Developed through the expertise and contributions of government and industry, the ICT SCRM Task Force Year 2 Report addresses the lifecycle of supply chain risk management, including how stakeholders identify and understand risk, communicate about and work together to address risk, grow their structural operations for addressing risks, and improve their understanding and self-assessment of their risk posture.
“Government can’t act in a silo,” said Bob Kolasky, CISA Assistant Director and ICT SCRM Task Force Co-Chair. “We must work in partnership with public and private industry. The Task Force has and will continue to serve as a model of excellence in helping to improve the Nation’s collective ability to assess and mitigate threats to the ICT supply chain.”
“As we were reminded this week, supply chain security is a matter of urgency and consequence, and the best way to increase our defenses is through substantial coordination and cooperation between government and industry,” said Robert Mayer, Senior Vice President of Cybersecurity and Innovation at USTelecom and ICT SCRM Task Force Co-Chair. “That is the mission of our task force. Through this partnership with DHS and more than a dozen agencies, the Information Technology and Communications sectors has tackled tough issues like information sharing, threat assessment, qualified bidders and manufacturer lists, and security issues presented by the pandemic. This is a partnership that will expand in 2021 and further strengthen the security and resiliency of our supply chain.”
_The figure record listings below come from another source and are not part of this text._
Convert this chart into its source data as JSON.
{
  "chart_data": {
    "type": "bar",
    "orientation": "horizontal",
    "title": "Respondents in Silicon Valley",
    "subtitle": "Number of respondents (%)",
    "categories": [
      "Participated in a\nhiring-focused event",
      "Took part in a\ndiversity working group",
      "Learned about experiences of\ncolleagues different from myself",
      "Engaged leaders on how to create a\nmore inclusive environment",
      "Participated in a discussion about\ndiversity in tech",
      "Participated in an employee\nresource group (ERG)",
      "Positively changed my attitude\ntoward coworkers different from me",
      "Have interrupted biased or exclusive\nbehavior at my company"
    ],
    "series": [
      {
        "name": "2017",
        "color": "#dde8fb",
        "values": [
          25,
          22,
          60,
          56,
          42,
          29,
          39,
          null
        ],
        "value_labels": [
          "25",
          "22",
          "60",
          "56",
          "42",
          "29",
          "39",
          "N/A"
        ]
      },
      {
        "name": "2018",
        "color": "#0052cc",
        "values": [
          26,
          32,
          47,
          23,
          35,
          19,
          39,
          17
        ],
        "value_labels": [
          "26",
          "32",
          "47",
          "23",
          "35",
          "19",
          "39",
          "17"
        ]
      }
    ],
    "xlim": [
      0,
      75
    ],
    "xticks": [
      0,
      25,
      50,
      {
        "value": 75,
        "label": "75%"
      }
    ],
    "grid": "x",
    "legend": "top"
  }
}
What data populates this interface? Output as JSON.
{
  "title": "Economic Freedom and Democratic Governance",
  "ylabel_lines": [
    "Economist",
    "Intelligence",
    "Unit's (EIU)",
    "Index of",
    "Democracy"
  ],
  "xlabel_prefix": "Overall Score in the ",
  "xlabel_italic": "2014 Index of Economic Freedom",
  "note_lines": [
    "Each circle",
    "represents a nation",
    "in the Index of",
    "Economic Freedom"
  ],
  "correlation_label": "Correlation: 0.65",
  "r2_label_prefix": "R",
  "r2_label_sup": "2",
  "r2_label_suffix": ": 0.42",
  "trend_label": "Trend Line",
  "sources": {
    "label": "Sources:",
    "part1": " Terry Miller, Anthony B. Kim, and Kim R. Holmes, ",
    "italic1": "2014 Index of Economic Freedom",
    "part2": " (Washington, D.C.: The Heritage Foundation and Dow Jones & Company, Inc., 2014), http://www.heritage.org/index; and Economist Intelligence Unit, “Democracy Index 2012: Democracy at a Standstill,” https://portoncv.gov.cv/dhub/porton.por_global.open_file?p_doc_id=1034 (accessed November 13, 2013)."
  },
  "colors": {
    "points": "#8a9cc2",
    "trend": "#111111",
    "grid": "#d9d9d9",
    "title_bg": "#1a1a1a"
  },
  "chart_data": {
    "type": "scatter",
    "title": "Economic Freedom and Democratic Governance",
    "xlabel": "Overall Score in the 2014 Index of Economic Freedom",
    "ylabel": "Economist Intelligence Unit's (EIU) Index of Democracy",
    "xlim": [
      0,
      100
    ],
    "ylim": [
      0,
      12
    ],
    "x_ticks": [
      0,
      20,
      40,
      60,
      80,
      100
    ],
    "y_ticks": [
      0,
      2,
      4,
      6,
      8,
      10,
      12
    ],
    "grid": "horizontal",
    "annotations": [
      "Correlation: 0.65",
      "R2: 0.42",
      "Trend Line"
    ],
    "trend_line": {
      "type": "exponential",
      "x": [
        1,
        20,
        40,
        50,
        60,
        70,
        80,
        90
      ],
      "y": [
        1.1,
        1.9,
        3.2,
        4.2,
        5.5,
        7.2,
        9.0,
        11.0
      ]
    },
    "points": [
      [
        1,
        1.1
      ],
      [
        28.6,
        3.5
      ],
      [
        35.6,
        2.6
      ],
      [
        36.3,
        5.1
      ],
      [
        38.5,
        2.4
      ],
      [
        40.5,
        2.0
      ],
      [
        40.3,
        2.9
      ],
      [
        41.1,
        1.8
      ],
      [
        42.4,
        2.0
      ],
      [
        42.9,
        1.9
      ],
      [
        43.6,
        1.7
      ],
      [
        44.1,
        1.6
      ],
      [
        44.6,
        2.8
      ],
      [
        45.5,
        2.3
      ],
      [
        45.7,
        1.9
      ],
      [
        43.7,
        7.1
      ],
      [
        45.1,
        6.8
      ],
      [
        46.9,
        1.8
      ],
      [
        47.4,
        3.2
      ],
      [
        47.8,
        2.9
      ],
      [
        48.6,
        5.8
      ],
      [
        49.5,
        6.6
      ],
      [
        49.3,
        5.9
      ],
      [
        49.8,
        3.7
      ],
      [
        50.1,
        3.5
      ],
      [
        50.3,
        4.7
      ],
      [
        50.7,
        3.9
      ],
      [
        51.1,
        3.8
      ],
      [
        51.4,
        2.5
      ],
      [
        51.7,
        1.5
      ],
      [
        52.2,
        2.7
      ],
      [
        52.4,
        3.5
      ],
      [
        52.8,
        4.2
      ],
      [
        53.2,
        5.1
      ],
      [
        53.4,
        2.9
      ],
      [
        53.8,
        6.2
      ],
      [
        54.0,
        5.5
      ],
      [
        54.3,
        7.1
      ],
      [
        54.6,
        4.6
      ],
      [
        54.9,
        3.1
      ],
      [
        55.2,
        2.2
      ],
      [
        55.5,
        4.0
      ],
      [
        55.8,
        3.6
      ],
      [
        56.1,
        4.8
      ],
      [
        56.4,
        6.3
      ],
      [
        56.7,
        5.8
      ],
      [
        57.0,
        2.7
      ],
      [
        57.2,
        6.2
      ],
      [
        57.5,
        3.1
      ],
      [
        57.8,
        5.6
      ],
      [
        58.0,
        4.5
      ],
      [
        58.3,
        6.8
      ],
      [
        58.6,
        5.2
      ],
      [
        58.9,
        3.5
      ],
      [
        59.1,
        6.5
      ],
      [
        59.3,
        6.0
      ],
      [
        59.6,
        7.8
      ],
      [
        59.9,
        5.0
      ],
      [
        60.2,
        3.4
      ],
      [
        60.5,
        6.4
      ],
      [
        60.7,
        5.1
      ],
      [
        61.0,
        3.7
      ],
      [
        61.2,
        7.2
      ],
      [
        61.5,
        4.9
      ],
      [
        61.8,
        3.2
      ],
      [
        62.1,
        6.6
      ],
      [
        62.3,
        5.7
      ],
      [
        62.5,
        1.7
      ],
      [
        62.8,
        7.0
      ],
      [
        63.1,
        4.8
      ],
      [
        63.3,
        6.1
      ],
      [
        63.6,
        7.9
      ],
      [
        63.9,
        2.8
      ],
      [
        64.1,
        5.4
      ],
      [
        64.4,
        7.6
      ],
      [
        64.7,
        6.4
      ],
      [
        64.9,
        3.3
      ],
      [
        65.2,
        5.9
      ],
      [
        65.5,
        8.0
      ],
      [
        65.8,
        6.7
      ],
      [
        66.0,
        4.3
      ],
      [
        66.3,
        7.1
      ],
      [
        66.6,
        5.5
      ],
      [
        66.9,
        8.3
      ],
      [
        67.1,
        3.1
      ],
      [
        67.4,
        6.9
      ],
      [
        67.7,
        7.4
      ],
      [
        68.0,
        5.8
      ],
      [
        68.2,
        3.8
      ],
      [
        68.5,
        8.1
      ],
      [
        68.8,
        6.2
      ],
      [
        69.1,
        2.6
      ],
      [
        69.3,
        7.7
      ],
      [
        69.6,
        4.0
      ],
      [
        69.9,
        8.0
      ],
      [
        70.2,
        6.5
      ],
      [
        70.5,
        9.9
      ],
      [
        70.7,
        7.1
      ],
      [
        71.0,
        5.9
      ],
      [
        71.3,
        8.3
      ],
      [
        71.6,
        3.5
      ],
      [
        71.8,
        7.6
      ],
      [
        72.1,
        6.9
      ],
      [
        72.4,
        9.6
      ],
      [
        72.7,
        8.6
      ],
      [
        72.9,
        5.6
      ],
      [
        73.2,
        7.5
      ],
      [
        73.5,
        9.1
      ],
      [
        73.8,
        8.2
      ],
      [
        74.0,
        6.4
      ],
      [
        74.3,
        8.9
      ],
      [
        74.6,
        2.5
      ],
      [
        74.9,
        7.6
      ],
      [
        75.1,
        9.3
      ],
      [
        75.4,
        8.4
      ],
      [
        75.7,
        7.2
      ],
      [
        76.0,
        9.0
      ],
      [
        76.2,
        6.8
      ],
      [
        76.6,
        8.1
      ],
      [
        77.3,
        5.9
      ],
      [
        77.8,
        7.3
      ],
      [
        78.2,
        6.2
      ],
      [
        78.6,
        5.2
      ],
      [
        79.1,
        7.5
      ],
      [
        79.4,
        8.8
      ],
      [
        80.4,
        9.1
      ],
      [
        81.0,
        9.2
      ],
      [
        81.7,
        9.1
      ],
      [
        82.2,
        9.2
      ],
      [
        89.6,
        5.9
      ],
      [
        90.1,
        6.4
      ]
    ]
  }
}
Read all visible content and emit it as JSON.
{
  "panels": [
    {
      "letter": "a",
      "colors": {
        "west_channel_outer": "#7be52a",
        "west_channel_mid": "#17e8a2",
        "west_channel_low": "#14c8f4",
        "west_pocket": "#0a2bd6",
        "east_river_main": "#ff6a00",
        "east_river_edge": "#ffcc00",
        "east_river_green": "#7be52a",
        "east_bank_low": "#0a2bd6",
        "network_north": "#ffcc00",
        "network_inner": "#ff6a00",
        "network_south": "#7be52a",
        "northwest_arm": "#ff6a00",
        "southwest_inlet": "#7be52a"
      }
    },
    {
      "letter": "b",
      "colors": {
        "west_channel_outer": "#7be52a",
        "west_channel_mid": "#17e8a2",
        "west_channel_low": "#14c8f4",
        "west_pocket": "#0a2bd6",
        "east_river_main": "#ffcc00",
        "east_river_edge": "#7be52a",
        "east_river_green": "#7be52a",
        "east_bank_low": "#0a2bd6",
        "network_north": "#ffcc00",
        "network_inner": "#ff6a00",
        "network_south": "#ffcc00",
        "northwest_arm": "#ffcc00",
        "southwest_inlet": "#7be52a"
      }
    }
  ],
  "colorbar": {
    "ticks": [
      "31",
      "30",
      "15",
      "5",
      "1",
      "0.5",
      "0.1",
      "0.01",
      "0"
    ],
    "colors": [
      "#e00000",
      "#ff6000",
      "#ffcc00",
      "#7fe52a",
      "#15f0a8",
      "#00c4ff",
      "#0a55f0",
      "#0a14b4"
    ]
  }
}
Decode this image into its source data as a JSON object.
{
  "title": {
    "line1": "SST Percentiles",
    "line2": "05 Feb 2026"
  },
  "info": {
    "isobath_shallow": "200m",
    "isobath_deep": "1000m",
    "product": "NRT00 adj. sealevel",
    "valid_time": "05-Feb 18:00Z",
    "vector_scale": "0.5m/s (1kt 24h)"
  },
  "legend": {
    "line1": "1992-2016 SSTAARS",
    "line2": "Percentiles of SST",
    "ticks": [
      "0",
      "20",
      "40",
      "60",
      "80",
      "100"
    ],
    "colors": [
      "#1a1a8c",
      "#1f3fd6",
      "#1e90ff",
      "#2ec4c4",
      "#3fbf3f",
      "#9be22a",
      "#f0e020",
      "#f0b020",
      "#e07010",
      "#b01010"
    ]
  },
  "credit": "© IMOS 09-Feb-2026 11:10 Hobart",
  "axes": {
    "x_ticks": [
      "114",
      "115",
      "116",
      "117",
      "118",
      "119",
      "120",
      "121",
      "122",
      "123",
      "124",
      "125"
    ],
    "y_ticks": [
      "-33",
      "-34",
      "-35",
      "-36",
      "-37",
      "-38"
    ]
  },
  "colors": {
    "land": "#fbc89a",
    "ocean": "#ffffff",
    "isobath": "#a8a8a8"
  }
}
“For the past two years, the Information Technology and Communications sectors have worked hand-in-glove with CISA and other federal government partners to establish the Task Force as the preeminent public-private partnership tackling the critical issue of global ICT supply chain security,” said John Miller, Senior Vice President of Policy and Senior Counsel at Information Technology Industry Council (ITI) and ICT SCRM Task Force Co-Chair. “The Year 2 Report represents a significant milestone, delivering actionable recommendations to help public and private sector organizations better assess and manage supply chain risks, including by creating tools to address supply chain threat information sharing, threat analysis, and vendor assurance and trust. The Task Force looks forward to working with our federal partners in 2021 and beyond to operationalize the policy recommendations in this report to better manage today’s all-too-real supply chain threats and to develop future work products that will address other dimensions of this important national security issue.”
The Task Force plans to release working group reports described in the Year 2 Report in the coming weeks. Members will continue to explore means for building partnerships with international partners, new sectors, and stakeholders who can help grow the applicability and utilization of Task Force products.